AUSTIN (KXAN) — On Wednesday afternoon, a three judge panel heard arguments to speed up cuts to therapy rates after lawmakers decided last fall that the state pays too much.
In 2015, lawmakers discovered the state pays much more for Medicaid speech and physical therapy compared to other states. In their two-year budget, the state decided to pay less for the services by a total of $50 million each year. The Republican leadership ordered the Health and Human Service Commission to implement the rate reductions without forcing providers to drop their clients.
Late last year, an uproar from therapists and families delayed the action. They sued the state and a district judge placed an injunction on the rate reductions. The state appealed and made its case Wednesday for the reductions. The trial to determine whether or not these cuts are legal takes place at the end of April.
Running the non-profit Any Baby Can, Andy Miller knows every dollar counts.
“Really the cuts are jeopardizing our ability to run a sustainable program for some of the children who need it the most in our community,” said Miller.
Any Baby Can provides physical, occupational and speech therapy for kids with special needs or serious illness. They serve 240 children a year for their early childhood intervention program. Reducing medicaid rates would take away $200,000.
“The risk is, there could be programs across the state that actually close their doors because they’re no longer able to provide the services,” said Miller.
If the cuts go through, they’ll have to fill that hole with private donations, which any non-profit will tell you, comes and goes.
The state has always argued that other providers will step up to provide these services.

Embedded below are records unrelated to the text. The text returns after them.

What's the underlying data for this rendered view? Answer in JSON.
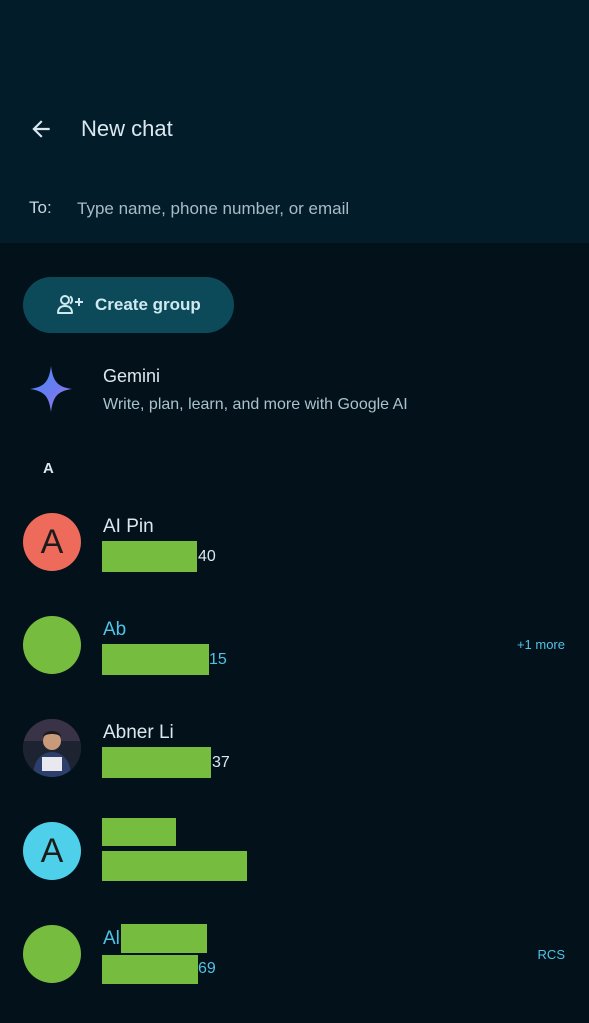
{
  "header": {
    "title": "New chat",
    "to_label": "To:",
    "to_placeholder": "Type name, phone number, or email"
  },
  "create_group": {
    "label": "Create group",
    "icon": "add-group-icon"
  },
  "gemini": {
    "name": "Gemini",
    "description": "Write, plan, learn, and more with Google AI",
    "icon": "gemini-sparkle-icon"
  },
  "section": {
    "letter": "A"
  },
  "contacts": [
    {
      "name": "AI Pin",
      "avatar_letter": "A",
      "avatar_color": "#ee6a5a",
      "number_suffix": "40"
    },
    {
      "name": "Ab",
      "avatar_letter": "",
      "avatar_color": "#76bd3f",
      "number_suffix": "15",
      "tag": "+1 more"
    },
    {
      "name": "Abner Li",
      "avatar_letter": "",
      "avatar_color": "#2a2f3a",
      "number_suffix": "37"
    },
    {
      "name": "",
      "avatar_letter": "A",
      "avatar_color": "#4fd0ea",
      "number_suffix": ""
    },
    {
      "name": "Al",
      "avatar_letter": "",
      "avatar_color": "#76bd3f",
      "number_suffix": "69",
      "tag": "RCS"
    }
  ],
  "colors": {
    "background": "#03111b",
    "header_background": "#021c2a",
    "accent": "#4fc3e6",
    "redaction": "#76bd3f"
  }
}
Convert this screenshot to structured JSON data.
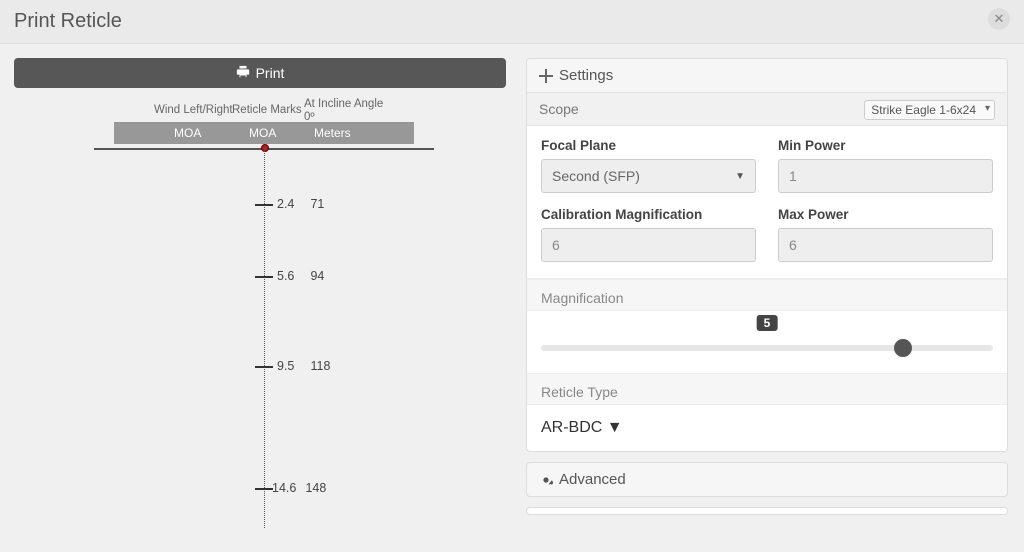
{
  "header": {
    "title": "Print Reticle"
  },
  "print_button": {
    "label": "Print"
  },
  "reticle": {
    "labels": {
      "wind": "Wind Left/Right",
      "marks": "Reticle Marks",
      "incline": "At Incline Angle",
      "incline_value": "0º"
    },
    "units": {
      "wind": "MOA",
      "marks": "MOA",
      "dist": "Meters"
    },
    "rows": [
      {
        "moa": "2.4",
        "dist": "71"
      },
      {
        "moa": "5.6",
        "dist": "94"
      },
      {
        "moa": "9.5",
        "dist": "118"
      },
      {
        "moa": "14.6",
        "dist": "148"
      }
    ]
  },
  "settings": {
    "header": "Settings",
    "scope_label": "Scope",
    "scope_value": "Strike Eagle 1-6x24",
    "focal_plane": {
      "label": "Focal Plane",
      "value": "Second (SFP)"
    },
    "min_power": {
      "label": "Min Power",
      "value": "1"
    },
    "cal_mag": {
      "label": "Calibration Magnification",
      "value": "6"
    },
    "max_power": {
      "label": "Max Power",
      "value": "6"
    },
    "magnification": {
      "label": "Magnification",
      "value": "5"
    },
    "reticle_type": {
      "label": "Reticle Type",
      "value": "AR-BDC"
    },
    "advanced": "Advanced"
  }
}
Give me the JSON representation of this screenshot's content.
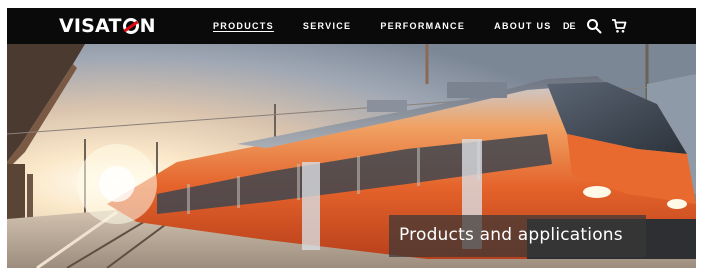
{
  "header": {
    "logo_text_left": "VISAT",
    "logo_text_right": "N",
    "nav": [
      {
        "label": "PRODUCTS",
        "active": true
      },
      {
        "label": "SERVICE",
        "active": false
      },
      {
        "label": "PERFORMANCE",
        "active": false
      },
      {
        "label": "ABOUT US",
        "active": false
      }
    ],
    "language": "DE",
    "icons": [
      "search-icon",
      "cart-icon"
    ]
  },
  "hero": {
    "caption": "Products and applications"
  },
  "colors": {
    "header_bg": "#0a0a0a",
    "brand_red": "#e30613",
    "train_orange": "#e4622a",
    "caption_bg": "#3a3836"
  }
}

State lawyers argue that a judge has no power to stop these cuts. It was a decision for lawmakers and they made their decision.
Texas Assistant Solicitor General Kristofer Monson told Edgar Walters with our media partners the Texas Tribune that state officials, “followed the rules that you follow when the Legislature cuts Medicaid appropriations,” and “no Texas court has jurisdiction to tell the Legislature that it has to appropriate more money in order to ensure access to care for Medicaid.”
A major Medicaid provider for the state, Superior, announced Tuesday they would begin lowering their rates but said it would not impact care.